We classify triangulated categories that are equivalent to finitely generated thick subcategories $T\subset D^b(cohC)$ for smooth projective curves C over an algebraically closed field.

In this note we discuss three notions of dimension for triangulated categories: Rouquier dimension, diagonal dimension and Serre dimension. We prove some basic properties of these dimensions, compare them and discuss open problems.

We apply Weyl n-algebras to prove formality theorems for higher Hochschild cohomology. We present two approaches: via propagators and via the factorization complex. It is shown that the second approach is equivalent to the first one taken with a new family of propagators we introduce.

We develop the formal analogue of the Morse theory for a pair of commuting gradient-like vector fields. The resulting algebraic formalism turns out to be very similar to the algebra of the infrared of Gaiotto, Moore and Witten (see Gaiotto et al., and Kapranov et al.): from a manifold M with the pair of gradient-like commuting vector fields, subject to some general position conditions we construct an L∞-algebra and Maurer–Cartan element in it. We also provide Morse-theoretic examples for the algebra of the infrared data.

A projective manifold M is algebraically hyperbolic if there exists a positive constant A such that the degree of any curve of genus g on M is bounded from above by A(g−1). A classical result is that Kobayashi hyperbolicity implies algebraic hyperbolicity. It is known that Kobayashi hyperbolic manifolds have finite automorphism groups. Here, we prove that, more generally, algebraically hyperbolic projective manifolds have finite automorphism groups.

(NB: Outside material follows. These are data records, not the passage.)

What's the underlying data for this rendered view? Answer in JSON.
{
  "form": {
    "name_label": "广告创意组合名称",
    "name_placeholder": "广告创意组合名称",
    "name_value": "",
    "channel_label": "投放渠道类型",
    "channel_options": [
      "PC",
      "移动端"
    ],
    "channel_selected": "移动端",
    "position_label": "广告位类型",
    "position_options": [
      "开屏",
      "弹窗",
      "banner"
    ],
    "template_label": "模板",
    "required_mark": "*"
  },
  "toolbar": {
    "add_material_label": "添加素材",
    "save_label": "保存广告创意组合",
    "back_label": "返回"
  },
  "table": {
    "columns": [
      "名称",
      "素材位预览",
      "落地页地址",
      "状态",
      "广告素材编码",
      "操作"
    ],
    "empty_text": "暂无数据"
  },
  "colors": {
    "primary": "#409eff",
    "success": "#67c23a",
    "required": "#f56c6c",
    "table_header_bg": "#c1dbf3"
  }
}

We study automorphism groups and birational automorphism groups of compact complex surfaces. We show that the automorphism group of such a surface X is always Jordan, and the birational automorphism group is Jordan unless X is birational to a product of an elliptic and a rational curve.

We prove that automorphism groups of Inoue and primary Kodaira surfaces are Jordan.

We prove that a finite group acting by birational automorphisms of a nontrivial Severi-Brauer surface over a field of characteristic zero contains a normal abelian subgroup of index at most 3. Also, we find an explicit bound for the orders of such finite groups in the case when the base field contains all roots of 1.